The impact of unpaid medical debt on credit reports and credit scores has seen significant changes. Under recent rules, medical debt cannot appear on a consumer’s credit report until 12 months after the hospital first indicates the bill is past-due. This 12-month waiting period provides individuals time to resolve disputes or pay the bill before it negatively affects their credit. Furthermore, medical collection debt under $500 will not appear on credit reports at all as of January 2023. For medical debt that is paid off, it must be removed from credit reports.
If collection efforts by a third-party agency are unsuccessful, a hospital or collection agency might pursue legal action to recover the unpaid debt. This typically involves filing a lawsuit against the debtor in civil court. Legal action is generally considered a last resort and often depends on the amount of debt and the specific laws governing debt collection where the patient resides.
Should a lawsuit result in a judgment against the debtor, the creditor gains legal tools to enforce payment.
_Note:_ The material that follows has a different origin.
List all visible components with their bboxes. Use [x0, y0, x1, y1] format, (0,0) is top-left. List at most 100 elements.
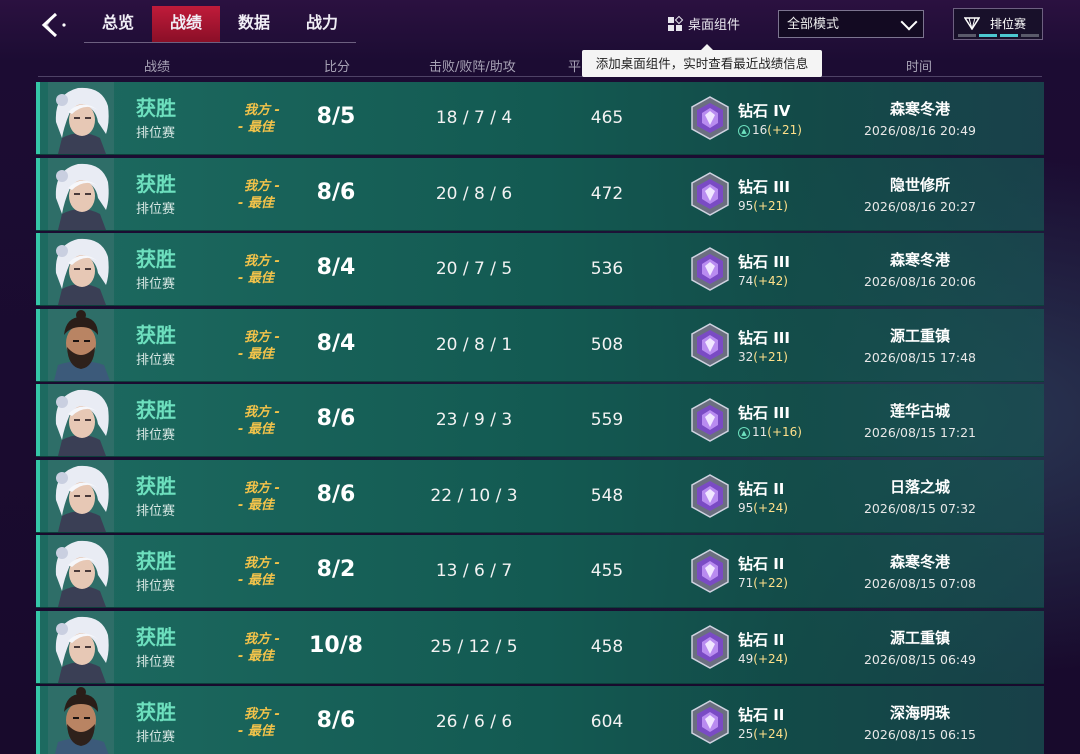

These post-judgment collection methods can include wage garnishment, where a portion of the debtor’s wages is withheld directly by their employer and sent to the creditor. Another method is a bank levy, which allows the creditor to seize funds from the debtor’s bank accounts. In some jurisdictions, a property lien may also be placed on real estate owned by the debtor, which could complicate selling or refinancing the property until the debt is satisfied.
The statute of limitations for medical debt, which is the time period within which legal action can be taken, varies significantly by state. Generally, this timeframe ranges from three to six years, though in some states, it could extend to 10 to 15 years. Even if the statute of limitations has expired, the debt may still exist, but the creditor cannot legally sue to collect it.
A primary step involves directly negotiating with the hospital or collection agency for a reduced amount or a structured payment plan. Many providers are willing to work with patients to establish affordable monthly payments, sometimes interest-free, to avoid further collection efforts. It is also advisable to carefully review the bill for any potential errors or discrepancies in charges or insurance coverage, as billing mistakes can occur.
Hospitals, particularly nonprofit facilities, are often required to offer financial assistance programs, also known as charity care, to eligible patients. Eligibility for these programs is typically based on income relative to the Federal Poverty Level, and they can result in significant discounts or even full forgiveness of the bill. Patients can apply for these programs at any stage of the collection process, and hospitals must provide information on how to do so.
For complex situations, medical bill advocates can provide specialized assistance in navigating billing disputes, negotiating with providers, and identifying financial aid options. While a serious consideration, bankruptcy remains an option for individuals with overwhelming medical debt, potentially providing a discharge of the debt, though it carries its own set of financial implications.